17 – 19 February
Imagine Mary Shelley with a bunch of chums in Villa Diodati feverishly writing a script based on a nightmare in which bits of mangled plays, weird conceits, improbable puns and tortuous non-sequiturs are to be fiendishly stitched together to relate a story of the devil coming down to earth to wreak havoc. The resulting play never sees the light of day, but is brought back to England in a trunk to lie, dead, forgotten, in a country house attic for two hundred years. Until, by chance, it is discovered by a crazed actor who, with swiveling, drug filled, pop-eyes, delivers a charge of electricity to revive this corpse of a play, which springs into gibbering life.
Moreover the play has a demonic quality, which affects all who perform it, filling them with an unearthly power, the power to talk nonsense, but somehow to make it intelligible and fill those who behold it with a strange delight.
Together with two equally manic (but jolly nice) confederates they set about placing the story, such as it is, in the amphetamine powered club scene of nineteen-nineties Manchester, where the devil himself is trying to muscle-in on the action.
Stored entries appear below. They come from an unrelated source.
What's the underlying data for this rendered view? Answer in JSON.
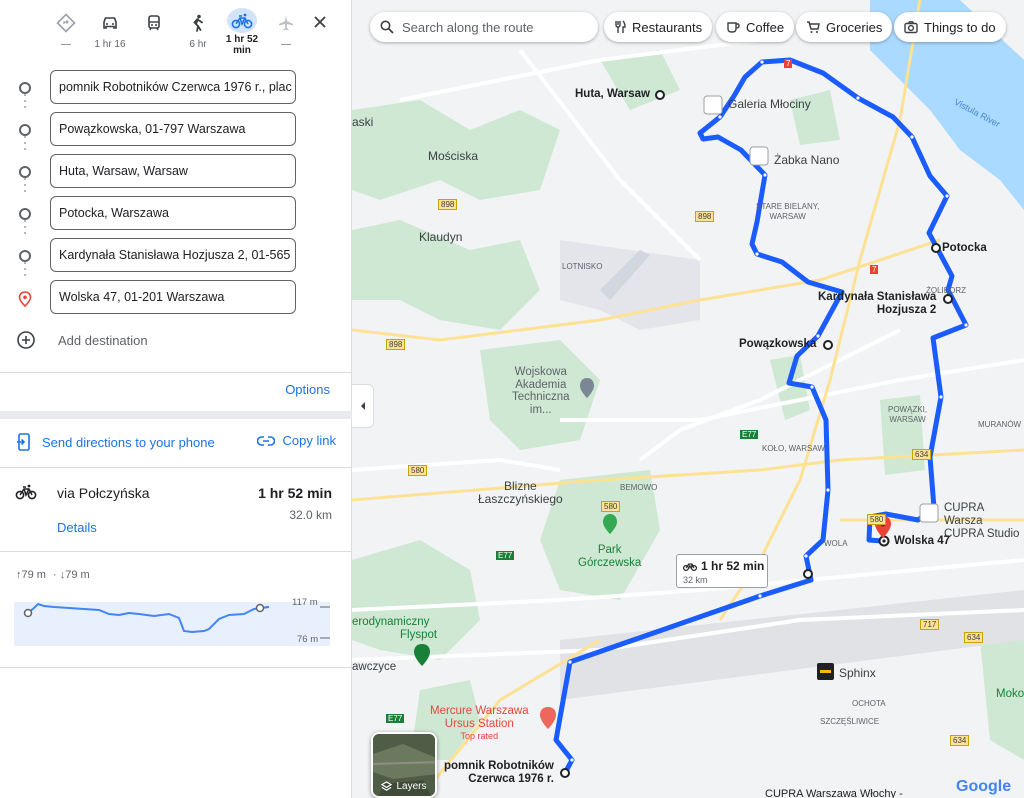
{
  "modes": [
    {
      "name": "best-route",
      "label": "—"
    },
    {
      "name": "driving",
      "label": "1 hr 16"
    },
    {
      "name": "transit",
      "label": ""
    },
    {
      "name": "walking",
      "label": "6 hr"
    },
    {
      "name": "cycling",
      "label": "1 hr 52 min",
      "active": true
    },
    {
      "name": "flights",
      "label": "—"
    }
  ],
  "stops": [
    "pomnik Robotników Czerwca 1976 r., plac",
    "Powązkowska, 01-797 Warszawa",
    "Huta, Warsaw, Warsaw",
    "Potocka, Warszawa",
    "Kardynała Stanisława Hozjusza 2, 01-565",
    "Wolska 47, 01-201 Warszawa"
  ],
  "add_destination": "Add destination",
  "options": "Options",
  "send_directions": "Send directions to your phone",
  "copy_link": "Copy link",
  "route": {
    "via": "via Połczyńska",
    "duration": "1 hr 52 min",
    "distance": "32.0 km",
    "details": "Details"
  },
  "elevation": {
    "ascent": "79 m",
    "descent": "79 m",
    "max": "117 m",
    "min": "76 m"
  },
  "search_placeholder": "Search along the route",
  "chips": [
    "Restaurants",
    "Coffee",
    "Groceries",
    "Things to do"
  ],
  "map_labels": {
    "huta": "Huta, Warsaw",
    "galeria": "Galeria Młociny",
    "zabka": "Żabka Nano",
    "moscicka": "Mościska",
    "klaudyn": "Klaudyn",
    "stare_bielany": "STARE BIELANY,",
    "warsaw": "WARSAW",
    "potocka": "Potocka",
    "zoliborz": "ŻOLIBORZ",
    "kardynala_1": "Kardynała Stanisława",
    "kardynala_2": "Hozjusza 2",
    "lotnisko": "LOTNISKO",
    "powazkowska": "Powązkowska",
    "wat_1": "Wojskowa",
    "wat_2": "Akademia",
    "wat_3": "Techniczna",
    "wat_4": "im...",
    "powazki_1": "POWĄZKI,",
    "powazki_2": "WARSAW",
    "muranow": "MURANÓW",
    "kolo": "KOŁO, WARSAW",
    "blizne_1": "Blizne",
    "blizne_2": "Łaszczyńskiego",
    "bemowo": "BEMOWO",
    "park_1": "Park",
    "park_2": "Górczewska",
    "cupra_1": "CUPRA Warsza",
    "cupra_2": "CUPRA Studio",
    "wolska": "Wolska 47",
    "wola": "WOLA",
    "aero_1": "erodynamiczny",
    "aero_2": "Flyspot",
    "awczyce": "awczyce",
    "mercure_1": "Mercure Warszawa",
    "mercure_2": "Ursus Station",
    "top_rated": "Top rated",
    "sphinx": "Sphinx",
    "ochota": "OCHOTA",
    "szczesliwice": "SZCZĘŚLIWICE",
    "mokot": "Moko",
    "pomnik_1": "pomnik Robotników",
    "pomnik_2": "Czerwca 1976 r.",
    "vistula": "Vistula River",
    "aski": "aski"
  },
  "road_shields": [
    "898",
    "898",
    "898",
    "7",
    "7",
    "E77",
    "580",
    "580",
    "E77",
    "634",
    "717",
    "634",
    "634",
    "E77",
    "580"
  ],
  "duration_box": {
    "time": "1 hr 52 min",
    "dist": "32 km"
  },
  "layers_label": "Layers",
  "google_logo": "Google",
  "bottom_text": "CUPRA Warszawa Włochy -",
  "colors": {
    "route": "#1a5cff",
    "accent": "#1a73e8",
    "pin": "#ea4335"
  }
}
Known collectively as Police Cops, Messrs. Hunt, Parkinson and Roe, fizz exuberantly as the tale unfolds. It all happens at breakneck speed with no ten seconds being the same as any other. Invention knows no limits: a sock becomes a vampire slayer’s sword, a ‘water cooler’ appears in two halves stitched to the lining of separate coats and god speaks out of his (or somebody else’s, I wasn’t quite sure) backside. The devil is ultimately thwarted in his attempt to get his hands on ‘Manchester sweeties’ and a son is reunited with his errant father, Father Badass, who is in fact a vampire slayer.
The impression we get is of something Mel Brooks might have considered for his producers, in which the most unlikely of stage plots turns out to be a rollicking hit. The atmosphere of the production is as if a bunch of students were putting on a play for their mates and having a jolly good time in the process, but lest we might think that is what we are getting there is a well observed little vignette in which some ‘drama students’ actually do put on a lackluster show-within-a-show.
In fact what you get for your hard earned money is some of the best and wittiest physical theatre available on today’s circuit. All in all, it’s an hour of hoot-out-loud fun of the sort your parents would definitely not approve.